I like to think of a modularity analysis as having two parts: first, we generate an initial assignment of species to modules. It doesn’t need to be very good. We can for example use a specified number of random modules:

_, m = n_random_modules(10)(N)
m
Dict{String,Int64} with 185 entries:
  "Anarthrophyllum cumingii"   => 3
  "Unidentified sp4 M_PL_001"  => 2
  "Megachile semirufa"         => 9
  "Mesonychium gayi"           => 1
  "Calceolaria arac"           => 1
  "Chaetodemoticus chilensis"  => 10
  "Panur sp1 M_PL_001"         => 8
  "Mustisia sinuata"           => 8
  "Hypsochila wagenknechti"    => 3
  "Unidentified sp16 M_PL_001" => 2
  "Megachile sp2 M_PL_001"     => 2
  "Lupinus microcarpus"        => 7
  "Salpiglossus sp1 M_PL_001"  => 6
  "Unidentified sp5 M_PL_001"  => 10
  "Leucocoryne pauciflora"     => 7
  "Tapinotaspis caerulea"      => 7
  "Spathipalpus philippii"     => 8
  "Mustisia acerosa"           => 2
  "Quinchamalium chilensis"    => 8
  ⋮                            => ⋮

The _, m syntax I use here is not very pretty, and it’s because the modularity functions return the network and its partition. But in this situation, we can get rid of the network. We can measure the overall modular value of this partition (i.e. the assignment of species to modules), and it should be fairly low:

Q(N,m)

-0.0006445622731562846

We need to refine this, and this is the second step of the analysis. One efficient method for bipartite networks is BRIM:

_, m2 = brim(N,m)

We can check that this actually improved the modular structure:

Q(N,m2)

0.46314868670436843

So, done?

Not quite. The initial assignment was random, and the refining step is therefore constrained by it. Some initial assignment schemes also have a random component to them (label propagation, for example), so it makes sense to run them a lot, until we are satisfied that we have identified the maximally modular structure.

One popular approach is to start with a varying number of random modules, and then look at the output. For example, we can pick between 1 and 50 initial modules, and generate 500 random starting partitions, then refine these with BRIM.

random_modules = rand(1:50, 500)
partitions = [brim(n_random_modules(n)(N)...) for n in random_modules]

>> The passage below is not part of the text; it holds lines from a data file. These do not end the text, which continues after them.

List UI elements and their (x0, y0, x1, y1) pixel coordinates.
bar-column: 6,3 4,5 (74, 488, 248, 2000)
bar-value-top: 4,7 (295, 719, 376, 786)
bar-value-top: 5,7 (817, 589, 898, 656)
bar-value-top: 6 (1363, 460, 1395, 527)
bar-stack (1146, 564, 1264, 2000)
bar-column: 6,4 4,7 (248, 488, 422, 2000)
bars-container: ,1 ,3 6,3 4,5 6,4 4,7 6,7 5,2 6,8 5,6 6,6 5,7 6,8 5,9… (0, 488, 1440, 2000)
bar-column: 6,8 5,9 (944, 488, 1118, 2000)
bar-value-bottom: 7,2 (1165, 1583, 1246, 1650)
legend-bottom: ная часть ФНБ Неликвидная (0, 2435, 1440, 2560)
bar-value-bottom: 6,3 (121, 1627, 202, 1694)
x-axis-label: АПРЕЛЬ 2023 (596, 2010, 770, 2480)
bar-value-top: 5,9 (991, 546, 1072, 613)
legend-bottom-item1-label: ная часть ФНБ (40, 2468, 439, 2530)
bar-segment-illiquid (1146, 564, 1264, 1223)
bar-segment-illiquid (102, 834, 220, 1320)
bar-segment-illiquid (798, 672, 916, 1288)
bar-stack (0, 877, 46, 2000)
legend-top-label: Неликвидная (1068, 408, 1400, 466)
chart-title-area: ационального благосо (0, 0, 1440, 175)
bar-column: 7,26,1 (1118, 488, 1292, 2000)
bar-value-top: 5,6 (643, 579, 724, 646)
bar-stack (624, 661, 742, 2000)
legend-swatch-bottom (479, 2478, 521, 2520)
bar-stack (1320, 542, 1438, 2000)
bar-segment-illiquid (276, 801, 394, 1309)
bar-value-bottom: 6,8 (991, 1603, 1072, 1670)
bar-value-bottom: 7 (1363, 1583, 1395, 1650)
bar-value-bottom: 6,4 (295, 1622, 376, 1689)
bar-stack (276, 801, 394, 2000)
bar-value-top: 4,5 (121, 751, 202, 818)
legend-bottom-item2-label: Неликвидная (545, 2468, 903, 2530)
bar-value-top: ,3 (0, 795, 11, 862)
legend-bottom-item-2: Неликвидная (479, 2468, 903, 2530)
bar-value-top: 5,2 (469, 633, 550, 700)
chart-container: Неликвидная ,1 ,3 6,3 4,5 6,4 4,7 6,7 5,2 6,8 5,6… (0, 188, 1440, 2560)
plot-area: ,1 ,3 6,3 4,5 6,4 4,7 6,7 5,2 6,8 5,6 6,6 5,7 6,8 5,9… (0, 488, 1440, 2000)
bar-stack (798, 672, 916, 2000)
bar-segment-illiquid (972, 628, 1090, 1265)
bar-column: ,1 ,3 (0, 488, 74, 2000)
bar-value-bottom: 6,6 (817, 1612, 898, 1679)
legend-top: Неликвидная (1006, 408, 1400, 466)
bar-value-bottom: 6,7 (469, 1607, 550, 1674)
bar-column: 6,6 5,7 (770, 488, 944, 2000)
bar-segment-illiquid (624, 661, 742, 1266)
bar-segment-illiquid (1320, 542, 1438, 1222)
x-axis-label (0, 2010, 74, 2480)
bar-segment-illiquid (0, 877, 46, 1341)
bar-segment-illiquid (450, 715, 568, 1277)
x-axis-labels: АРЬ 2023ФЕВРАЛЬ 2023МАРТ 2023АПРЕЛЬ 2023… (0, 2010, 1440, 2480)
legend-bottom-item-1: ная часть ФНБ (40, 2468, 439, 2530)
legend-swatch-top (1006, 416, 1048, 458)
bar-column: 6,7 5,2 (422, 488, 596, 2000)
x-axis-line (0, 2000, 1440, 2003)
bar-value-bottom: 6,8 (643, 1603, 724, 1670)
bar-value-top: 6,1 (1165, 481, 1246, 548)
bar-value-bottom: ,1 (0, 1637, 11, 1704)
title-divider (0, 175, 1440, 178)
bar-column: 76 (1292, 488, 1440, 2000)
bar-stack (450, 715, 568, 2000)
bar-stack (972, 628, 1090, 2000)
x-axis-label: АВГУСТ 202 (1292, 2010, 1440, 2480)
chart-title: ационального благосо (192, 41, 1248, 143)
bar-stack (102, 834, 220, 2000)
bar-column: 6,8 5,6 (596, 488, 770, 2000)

We can have a look at the distribution of overall modularity values:

histogram(map(p -> Q.(p...), partitions), c=:lightgrey, lc=:grey, bins=50, frame=:box, leg=false)
xaxis!((0,1), "Modularity")
yaxis!((0,100))

The most modular partition would be at the right end of this distribution. We can also check the relationship between number of modules and modularity:

nmod = map(p -> length(unique(collect(values(p[2])))), partitions)
qmod = map(p -> Q.(p...), partitions)
scatter(nmod, qmod, frame=:box, c=:grey, msw=0, alpha=0.4, leg=false)
xaxis!((0,50), "Number of modules")
yaxis!((0,1), "Modularity")

This is a good diagnostic plot: in this situation, it shows that partitions with 10 to 40 modules have approximately the same modularity. Picking the “very best” one may require to bump up the number of simulations!

Let’s look at the very best:

best_idx = filter(i -> qmod[i] == maximum(qmod), eachindex(qmod))
nmod[best_idx]
1-element Array{Int64,1}:
 24

For this particular network, the best partition has 24 modules. But have a look the plot again: this result is difficult to trust, because there are a large number of possible configurations and number of modules that give very similar (high) modularity values. In fact, in the process of writing this post, I got different values every time (it eventually converged when I bumped the number of replicates to 50000, and I of course forgot to save this result).


To summarize:

Detecting the modular structure can be decomposed in three steps. First, we generate a random assingment using either random modules, or a heuristic like LP. Second, we optimize this assignment using a method like BRIM (there are others, but in my experience, BRIM works extremely well for ecology-sized networks). Finally, we compare many runs of this process, and pick the partition which maximizes modularity. If the maximal modularity and number of modules varies in subsequent runs, then the number of replicates used is not high enough.